We found a free car park at the back of a church hall in Crouchley Lane. From there, you can pick up signs to the dam and the heritage trail. You walk slightly downhill to the waterside. It is peaceful and tranquil, we spotted quite a few fishermen. Just at the start of our walk, we came across a large area of exposed sandstone. There were a few children playing on the rocks, so our son joined in too and had a great time. Be sure to dress children in old clothes though - the sandstone gets everywhere and is hard to remove.
We walked the short distance to the road on the western side of the dam, crossed the road and walked into the Dingle. This is a beautiful woodland area and you walk on a path next to a fast flowing stream. We followed the footpath and it took us into the centre of Lymm village. We passed some lovely old houses which were right on the waterside.
We carried on through the village, turned right on Eaglebrow Road and came to the Bridgewater Canal. Along a little cobbled street, past some lovely terraced houses and you come to the banks of the canal. We walked along the canal for about a mile - there are lots of canal boats coming and going, so it is a really interesting section to walk.
We eventually came to Star Lane, turned onto this and then took a right onto the Trans Pennine Way. This is a cycle/walking track and was a little muddy underfoot, but very flat and not at all busy. We walked for about half a mile, then turned onto Lymmhay Lane and then onto Brookfield Road and followed the footpath for Slitten Gorge. Here you cross a little stream and find the remains of an iron slitting mill. It dates back to the 18th century.
We carried on, back through the Dingle, up the steps to the road and found ourselves back at the dam again. This time we walked along the opposite shore, to be sure we explored the whole area of the waterside.

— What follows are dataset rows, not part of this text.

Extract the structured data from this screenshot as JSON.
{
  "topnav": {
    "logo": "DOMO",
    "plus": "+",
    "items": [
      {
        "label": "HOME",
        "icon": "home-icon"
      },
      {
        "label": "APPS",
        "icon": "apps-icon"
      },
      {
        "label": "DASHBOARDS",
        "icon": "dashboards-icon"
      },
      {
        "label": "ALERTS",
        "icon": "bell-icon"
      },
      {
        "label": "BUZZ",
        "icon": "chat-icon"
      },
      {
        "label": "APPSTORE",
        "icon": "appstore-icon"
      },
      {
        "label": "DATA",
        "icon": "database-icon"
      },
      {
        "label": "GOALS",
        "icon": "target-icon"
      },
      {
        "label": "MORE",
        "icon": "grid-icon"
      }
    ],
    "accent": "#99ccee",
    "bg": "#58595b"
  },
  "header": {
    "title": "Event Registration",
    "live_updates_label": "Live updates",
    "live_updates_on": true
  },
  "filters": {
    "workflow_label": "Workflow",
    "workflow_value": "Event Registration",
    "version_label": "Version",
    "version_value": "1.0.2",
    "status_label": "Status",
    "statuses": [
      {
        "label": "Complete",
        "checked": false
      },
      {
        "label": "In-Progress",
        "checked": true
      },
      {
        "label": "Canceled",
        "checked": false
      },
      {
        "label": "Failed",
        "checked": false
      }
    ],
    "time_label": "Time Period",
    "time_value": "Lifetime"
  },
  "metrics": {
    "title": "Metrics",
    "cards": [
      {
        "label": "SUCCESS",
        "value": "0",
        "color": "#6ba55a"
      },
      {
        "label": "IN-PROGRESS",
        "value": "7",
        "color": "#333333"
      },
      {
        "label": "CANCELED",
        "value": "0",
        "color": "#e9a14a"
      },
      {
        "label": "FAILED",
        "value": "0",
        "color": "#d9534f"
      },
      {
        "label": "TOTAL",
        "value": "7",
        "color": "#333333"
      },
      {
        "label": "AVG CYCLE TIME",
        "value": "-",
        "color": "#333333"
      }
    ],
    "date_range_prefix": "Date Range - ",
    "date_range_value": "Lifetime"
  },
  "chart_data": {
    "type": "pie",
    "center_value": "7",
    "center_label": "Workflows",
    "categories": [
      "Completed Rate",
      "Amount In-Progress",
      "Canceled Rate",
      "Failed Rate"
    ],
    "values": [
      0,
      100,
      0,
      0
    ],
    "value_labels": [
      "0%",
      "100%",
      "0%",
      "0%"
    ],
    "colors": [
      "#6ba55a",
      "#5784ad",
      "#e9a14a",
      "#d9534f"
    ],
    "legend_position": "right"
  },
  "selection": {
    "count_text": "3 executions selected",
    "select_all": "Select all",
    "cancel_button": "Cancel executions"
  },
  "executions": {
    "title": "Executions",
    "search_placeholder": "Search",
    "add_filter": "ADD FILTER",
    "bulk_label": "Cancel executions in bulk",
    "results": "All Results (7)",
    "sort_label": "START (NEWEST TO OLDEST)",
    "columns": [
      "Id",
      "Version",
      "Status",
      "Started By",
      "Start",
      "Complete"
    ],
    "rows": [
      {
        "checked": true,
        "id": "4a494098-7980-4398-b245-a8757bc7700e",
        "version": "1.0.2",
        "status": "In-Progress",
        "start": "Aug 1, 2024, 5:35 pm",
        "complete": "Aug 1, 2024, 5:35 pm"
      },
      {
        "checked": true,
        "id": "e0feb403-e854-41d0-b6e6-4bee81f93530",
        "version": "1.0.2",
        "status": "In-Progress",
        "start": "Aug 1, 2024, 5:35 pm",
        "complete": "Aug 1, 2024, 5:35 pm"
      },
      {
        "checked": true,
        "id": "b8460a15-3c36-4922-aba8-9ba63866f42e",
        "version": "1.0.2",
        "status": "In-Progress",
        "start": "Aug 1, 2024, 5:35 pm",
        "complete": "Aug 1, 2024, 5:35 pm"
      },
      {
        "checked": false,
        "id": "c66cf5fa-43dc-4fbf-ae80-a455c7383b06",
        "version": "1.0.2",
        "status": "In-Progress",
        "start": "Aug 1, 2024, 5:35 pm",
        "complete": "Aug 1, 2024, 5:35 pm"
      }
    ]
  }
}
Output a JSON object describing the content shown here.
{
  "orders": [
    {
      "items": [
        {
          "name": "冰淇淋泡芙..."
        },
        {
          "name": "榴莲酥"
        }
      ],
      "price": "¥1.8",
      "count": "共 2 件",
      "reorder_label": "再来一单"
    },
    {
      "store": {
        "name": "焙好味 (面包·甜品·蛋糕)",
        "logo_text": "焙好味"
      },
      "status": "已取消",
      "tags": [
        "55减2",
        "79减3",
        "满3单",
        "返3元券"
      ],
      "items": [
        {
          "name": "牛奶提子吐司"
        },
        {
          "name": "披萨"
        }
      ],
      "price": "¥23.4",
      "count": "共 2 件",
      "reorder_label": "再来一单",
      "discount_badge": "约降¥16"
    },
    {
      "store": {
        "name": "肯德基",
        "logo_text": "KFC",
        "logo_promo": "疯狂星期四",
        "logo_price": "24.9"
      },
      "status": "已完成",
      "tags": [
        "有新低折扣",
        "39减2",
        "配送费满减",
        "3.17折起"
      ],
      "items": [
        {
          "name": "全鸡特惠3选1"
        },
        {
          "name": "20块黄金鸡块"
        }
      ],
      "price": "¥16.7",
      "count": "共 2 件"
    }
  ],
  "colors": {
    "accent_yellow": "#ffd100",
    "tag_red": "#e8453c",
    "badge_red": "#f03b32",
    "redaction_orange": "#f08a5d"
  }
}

There were lovely views, lots of woodland, interesting trees and wildflowers. We found some wood carvings along the way as well, which kept our son interested and engaged.
At the southern edge of the dam we saw a sign for the Bongs. This name comes from a medieval word apparently meaning "wooded banks." We walked through it a little way, then as it became very dense, we retraced our steps. We found a very interesting concrete bridge - a little crumbling and almost too grand for this area. It was built by William Lever, founder of Lever Brothers who apparently had planned a residential development for this area just after World War I, but this never went ahead.
Once across the bridge, it is just a short walk through woodland and along the water's edge before you reach your starting point again.
We all enjoyed this walk - it was a great way to explore Lymm and the scenery was so varied - waterside, woodland, canal paths and streams. There were a few little pubs in Lymm should you wish to indulge in a beverage and a very busy ice cream van at one end of the dam. Opportunities for spotting wildlife were vast and it was an extremely pleasant family afternoon out.